Verse 39. All flesh is not the same flesh. This verse and the following are designed to answer the question, 1 Co 15:35, "with what bodies do they come?" And the argument here is, that there are many kinds of bodies; that all are not alike; that while they are bodies, yet they partake of different qualities, forms, and properties; and that, therefore, it is not absurd to suppose that God may transform the human body into a different form, and cause it to be raised up with somewhat different properties in the future world. Why, the argument is, why should it be regarded as impossible? Why is it to be held that the human body may not undergo a transformation, or that it will be absurd to suppose that it may be different in some respects from what it is now? Is it not a matter of fact that there is a great variety of bodies even on the earth? The word flesh here is used to denote body, as it often is, 1 Co 5:5; 2 Co 4:11; 7:1; Php 1:22,24; Col 2:5; 1 Pe 4:6.

The idea here is, that although all the bodies of animals may be composed essentially of the same elements, yet God has produced a wonderful variety in their organization, strength, beauty, colour, and places of abode, as the air, earth, and water, it is not necessary, therefore, to suppose that the body that shall be raised shah be precisely like that which we have here.

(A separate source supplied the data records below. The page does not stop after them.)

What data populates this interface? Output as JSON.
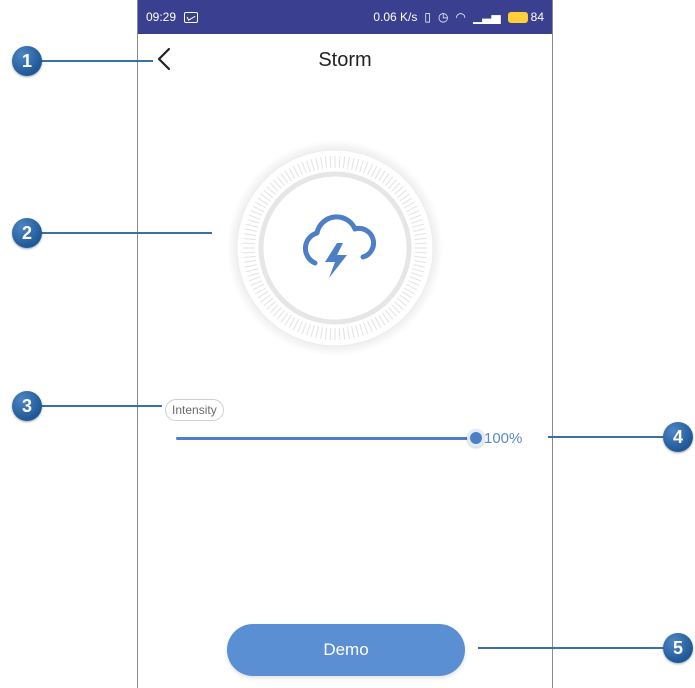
{
  "status_bar": {
    "time": "09:29",
    "speed": "0.06 K/s",
    "battery_level": "84",
    "bg_color": "#3a3f8f"
  },
  "header": {
    "title": "Storm",
    "back_icon": "chevron-left-icon"
  },
  "main": {
    "weather_icon": "cloud-lightning-icon",
    "intensity_label": "Intensity",
    "slider": {
      "value_fraction": 1.0,
      "value_text": "100%"
    },
    "demo_label": "Demo",
    "accent_color": "#4d7fc6"
  },
  "callouts": [
    "1",
    "2",
    "3",
    "4",
    "5"
  ]
}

It is certainly possible that there may be as great a difference between that and our present body, as between the most perfect form of the human frame here and the lowest reptile. It would still be a body, and there would be no absurdity in the transformation. The body of the worm, the chrysalis, and the butterfly is the same. It is the same animal still. Yet how different the gaudy and gay butterfly from the creeping and offensive caterpillar! So there may be a similar change in the body of the believer, and yet be still the same. Of a sceptic on this subject we would ask, whether, if there had been a revelation of the changes which a caterpillar might undergo before it became a butterfly—-a new species of existence adapted to a new element, requiring new food, and associated with new and other beings—if he had never seen such a transformation, would it not be attended with all the difficulty which now encompasses the doctrine of the resurrection? The sceptic would no more have believed it on the authority of revelation than he will believe the doctrine of the resurrection of the dead. And no infidel can prove that the one is attended with any more difficulty or absurdity than the other.